My wife and I, together with 4 friends, travelled in Peru from 13th to 28th of April, 2006. Places visited include Lima, Nazca, Arequipa, Chivay, Puno, Cuzco, Pasac, Maras, Ollantaytambo, and Machu Picchu Pueblo.………………….
We visited Paracas National Reserve, the Nazca lines, the spectacularly beautiful Colca Valley, a floating island of the Uros and Taquile Island in Lake Titicaca, and the ancient Inca citadel of Machu Picchu. The 4 men trekked the 45km long Inca Trail from Km82 to Machu Picchu while the 2 ladies visited the Sacred Valley.
Peru is a country of geographic contrasts. Travelling from the dry desert to the lush jungle, the tourist, the anthropologist, the mountain climber and the birdwatcher find a multiplicity of landscapes, peoples, fauna and flora and archaeological monuments.
Culturally, the country is equally diverse: From the Afro-Peruvian music of the coast to the floating islands of the Uros of Lake Titicaca, from the Shipibo pottery of the Amazon, to the fine cuisine of Cuzco, from the white colonial buildings of Arequipa, to the adobe architecture of Cajamarca, a journey across Peru constantly stimulates the traveller’s senses.

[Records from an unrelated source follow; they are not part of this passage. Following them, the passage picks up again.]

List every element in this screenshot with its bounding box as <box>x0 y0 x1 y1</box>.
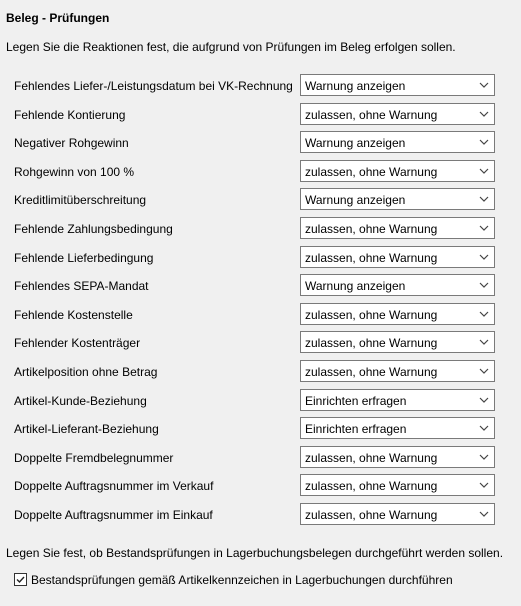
chevron-down-icon <box>478 478 490 492</box>
check-label: Fehlende Lieferbedingung <box>14 250 154 265</box>
stock-checkbox[interactable] <box>14 573 27 586</box>
reaction-select-value: zulassen, ohne Warnung <box>305 507 438 522</box>
reaction-select[interactable] <box>300 446 495 468</box>
reaction-select-value: zulassen, ohne Warnung <box>305 107 438 122</box>
check-row <box>0 216 521 245</box>
check-row <box>0 273 521 302</box>
reaction-select-value: zulassen, ohne Warnung <box>305 479 438 494</box>
check-label: Fehlende Zahlungsbedingung <box>14 221 173 236</box>
reaction-select[interactable] <box>300 246 495 268</box>
check-label: Artikel-Kunde-Beziehung <box>14 393 147 408</box>
check-label: Negativer Rohgewinn <box>14 136 129 151</box>
chevron-down-icon <box>478 421 490 435</box>
reaction-select-value: zulassen, ohne Warnung <box>305 364 438 379</box>
chevron-down-icon <box>478 364 490 378</box>
chevron-down-icon <box>478 507 490 521</box>
check-label: Doppelte Auftragsnummer im Verkauf <box>14 479 214 494</box>
section-intro: Legen Sie die Reaktionen fest, die aufgrund von Prüfungen im Beleg erfolgen sollen. <box>6 40 456 54</box>
reaction-select-value: Warnung anzeigen <box>305 136 406 151</box>
stock-checkbox-label[interactable]: Bestandsprüfungen gemäß Artikelkennzeichen in Lagerbuchungen durchführen <box>31 573 453 587</box>
check-label: Doppelte Auftragsnummer im Einkauf <box>14 507 213 522</box>
reaction-select[interactable] <box>300 188 495 210</box>
check-row <box>0 330 521 359</box>
check-label: Fehlendes Liefer-/Leistungsdatum bei VK-Rechnung <box>14 79 293 93</box>
reaction-select-value: Warnung anzeigen <box>305 193 406 208</box>
reaction-select-value: zulassen, ohne Warnung <box>305 450 438 465</box>
check-row <box>0 159 521 188</box>
check-label: Rohgewinn von 100 % <box>14 164 135 179</box>
chevron-down-icon <box>478 335 490 349</box>
reaction-select[interactable] <box>300 417 495 439</box>
reaction-select-value: Warnung anzeigen <box>305 79 406 93</box>
chevron-down-icon <box>478 250 490 264</box>
check-label: Doppelte Fremdbelegnummer <box>14 450 174 465</box>
check-row <box>0 245 521 274</box>
check-label: Fehlende Kostenstelle <box>14 307 133 322</box>
check-row <box>0 187 521 216</box>
check-label: Fehlender Kostenträger <box>14 336 141 351</box>
check-label: Kreditlimitüberschreitung <box>14 193 147 208</box>
reaction-select[interactable] <box>300 274 495 296</box>
reaction-select[interactable] <box>300 474 495 496</box>
check-row <box>0 445 521 474</box>
chevron-down-icon <box>478 307 490 321</box>
reaction-select[interactable] <box>300 360 495 382</box>
stock-intro: Legen Sie fest, ob Bestandsprüfungen in Lagerbuchungsbelegen durchgeführt werden sollen. <box>6 546 504 560</box>
chevron-down-icon <box>478 221 490 235</box>
reaction-select[interactable] <box>300 389 495 411</box>
reaction-select-value: Warnung anzeigen <box>305 279 406 294</box>
reaction-select[interactable] <box>300 503 495 525</box>
chevron-down-icon <box>478 192 490 206</box>
reaction-select[interactable] <box>300 103 495 125</box>
reaction-select[interactable] <box>300 74 495 96</box>
check-row <box>0 130 521 159</box>
check-row <box>0 359 521 388</box>
chevron-down-icon <box>478 278 490 292</box>
chevron-down-icon <box>478 164 490 178</box>
reaction-select-value: zulassen, ohne Warnung <box>305 307 438 322</box>
chevron-down-icon <box>478 393 490 407</box>
check-row <box>0 102 521 131</box>
chevron-down-icon <box>478 78 490 92</box>
check-row <box>0 388 521 417</box>
check-row <box>0 473 521 502</box>
reaction-select-value: zulassen, ohne Warnung <box>305 250 438 265</box>
reaction-select[interactable] <box>300 131 495 153</box>
reaction-select-value: zulassen, ohne Warnung <box>305 221 438 236</box>
chevron-down-icon <box>478 450 490 464</box>
check-label: Artikelposition ohne Betrag <box>14 364 158 379</box>
reaction-select-value: zulassen, ohne Warnung <box>305 336 438 351</box>
reaction-select[interactable] <box>300 217 495 239</box>
reaction-select-value: Einrichten erfragen <box>305 422 407 437</box>
reaction-select-value: zulassen, ohne Warnung <box>305 164 438 179</box>
check-label: Artikel-Lieferant-Beziehung <box>14 422 159 437</box>
reaction-select[interactable] <box>300 331 495 353</box>
reaction-select[interactable] <box>300 160 495 182</box>
checks-list <box>0 73 521 531</box>
chevron-down-icon <box>478 135 490 149</box>
check-row <box>0 73 521 102</box>
check-label: Fehlende Kontierung <box>14 107 126 122</box>
check-row <box>0 302 521 331</box>
section-title: Beleg - Prüfungen <box>6 11 110 25</box>
reaction-select[interactable] <box>300 303 495 325</box>
check-row <box>0 502 521 531</box>
check-label: Fehlendes SEPA-Mandat <box>14 279 149 294</box>
check-row <box>0 416 521 445</box>
chevron-down-icon <box>478 107 490 121</box>
reaction-select-value: Einrichten erfragen <box>305 393 407 408</box>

The third largest country in South America, Peru lies entirely within the tropics.
Geographically, Peru has three distinctive regions – a narrow coastal belt, the wide Andean mountains and the Amazon rain forest. The coastal strip is mainly desert but contains Peru’s major cities and its best highway, the Carretera Panamericana. Rivers running down the western slopes of the Andes form about 40 oases, which are agricultural centres.

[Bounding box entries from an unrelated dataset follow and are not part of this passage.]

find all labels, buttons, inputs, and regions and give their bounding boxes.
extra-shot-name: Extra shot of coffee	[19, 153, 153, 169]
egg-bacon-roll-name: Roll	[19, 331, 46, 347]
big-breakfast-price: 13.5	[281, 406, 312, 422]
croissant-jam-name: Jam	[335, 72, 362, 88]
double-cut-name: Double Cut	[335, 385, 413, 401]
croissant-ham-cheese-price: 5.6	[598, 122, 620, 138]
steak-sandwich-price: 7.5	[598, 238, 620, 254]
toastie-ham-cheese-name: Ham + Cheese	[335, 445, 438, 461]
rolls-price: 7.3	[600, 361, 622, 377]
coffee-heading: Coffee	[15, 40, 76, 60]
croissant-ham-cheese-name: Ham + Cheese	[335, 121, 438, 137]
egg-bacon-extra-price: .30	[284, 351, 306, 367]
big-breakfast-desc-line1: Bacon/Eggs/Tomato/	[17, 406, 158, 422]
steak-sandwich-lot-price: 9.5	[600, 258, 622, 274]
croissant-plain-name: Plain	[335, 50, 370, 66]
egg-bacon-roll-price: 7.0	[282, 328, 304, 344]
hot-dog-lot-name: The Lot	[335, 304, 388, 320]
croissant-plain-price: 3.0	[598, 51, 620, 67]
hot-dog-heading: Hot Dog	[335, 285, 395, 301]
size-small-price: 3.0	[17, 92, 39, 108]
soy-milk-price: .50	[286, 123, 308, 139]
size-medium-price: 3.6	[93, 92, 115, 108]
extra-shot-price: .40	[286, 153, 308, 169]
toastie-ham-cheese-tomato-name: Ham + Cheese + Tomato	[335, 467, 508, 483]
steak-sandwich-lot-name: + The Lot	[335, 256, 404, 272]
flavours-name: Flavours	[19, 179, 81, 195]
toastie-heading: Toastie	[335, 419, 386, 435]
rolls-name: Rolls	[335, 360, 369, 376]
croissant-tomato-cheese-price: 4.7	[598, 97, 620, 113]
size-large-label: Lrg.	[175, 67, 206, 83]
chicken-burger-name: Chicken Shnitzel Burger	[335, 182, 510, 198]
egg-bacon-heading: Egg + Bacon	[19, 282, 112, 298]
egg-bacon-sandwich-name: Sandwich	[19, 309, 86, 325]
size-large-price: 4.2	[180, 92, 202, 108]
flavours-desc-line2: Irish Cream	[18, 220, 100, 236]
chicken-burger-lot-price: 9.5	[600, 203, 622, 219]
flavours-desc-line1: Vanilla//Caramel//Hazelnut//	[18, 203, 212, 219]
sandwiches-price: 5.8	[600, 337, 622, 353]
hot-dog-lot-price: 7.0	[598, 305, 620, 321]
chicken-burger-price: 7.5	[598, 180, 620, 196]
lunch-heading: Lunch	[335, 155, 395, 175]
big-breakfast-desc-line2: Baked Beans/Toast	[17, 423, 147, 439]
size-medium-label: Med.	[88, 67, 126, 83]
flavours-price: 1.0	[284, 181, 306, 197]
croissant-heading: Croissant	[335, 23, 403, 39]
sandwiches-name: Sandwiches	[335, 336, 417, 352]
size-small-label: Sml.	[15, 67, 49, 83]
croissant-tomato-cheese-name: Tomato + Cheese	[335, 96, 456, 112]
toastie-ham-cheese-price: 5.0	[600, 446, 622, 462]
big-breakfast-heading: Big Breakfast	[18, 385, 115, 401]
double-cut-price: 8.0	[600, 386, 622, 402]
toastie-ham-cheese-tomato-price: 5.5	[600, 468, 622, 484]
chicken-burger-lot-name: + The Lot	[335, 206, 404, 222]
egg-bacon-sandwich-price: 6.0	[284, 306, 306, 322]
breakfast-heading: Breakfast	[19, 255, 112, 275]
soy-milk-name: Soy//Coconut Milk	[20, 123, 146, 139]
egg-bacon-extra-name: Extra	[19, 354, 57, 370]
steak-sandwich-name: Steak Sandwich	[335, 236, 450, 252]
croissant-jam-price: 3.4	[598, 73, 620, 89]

The Andes rise rapidly from the coast to heights of 6000m just 100km inland. Huascaran (6768m) is Peru’s highest mountain. Most of Peru’s Andes lie between 3000m and 4000m, with jagged ranges separated by deep, vertiginous canyons. Spectacular scenery compensates for the terrible condition of the roads.
The eastern Andes receive much more rainfall than the dry western slopes and so are covered in green cloud forest. As elevation is lost, the cloud forest becomes the rain forest of the Amazon Basin, a region of few roads.
Over half of Peru’s 26 million inhabitants are concentrated in the narrow coastal desert. Lima’s population is approaching eight million, and the second- and third-largest cities, Arequipa and Trujillo (also in the coastal region) are home to nearly a million people each.
Almost half of the population lives in the highlands, and these people are mainly campesinos – peasants who practice subsistence agriculture. There are few large cities in the highlands, but many small towns. The standard of living there is poor, and many campesinos have migrated to the coast, where population growth is a problem.
More than 60% of Peru lies east of the Andes in the Amazon Basin, but only 5% of the population lives there. The region is slowly becoming colonized.
More than half the population is Indian and one-third is mestizo. About 12% are white and 2% are black or of Asian or other descent.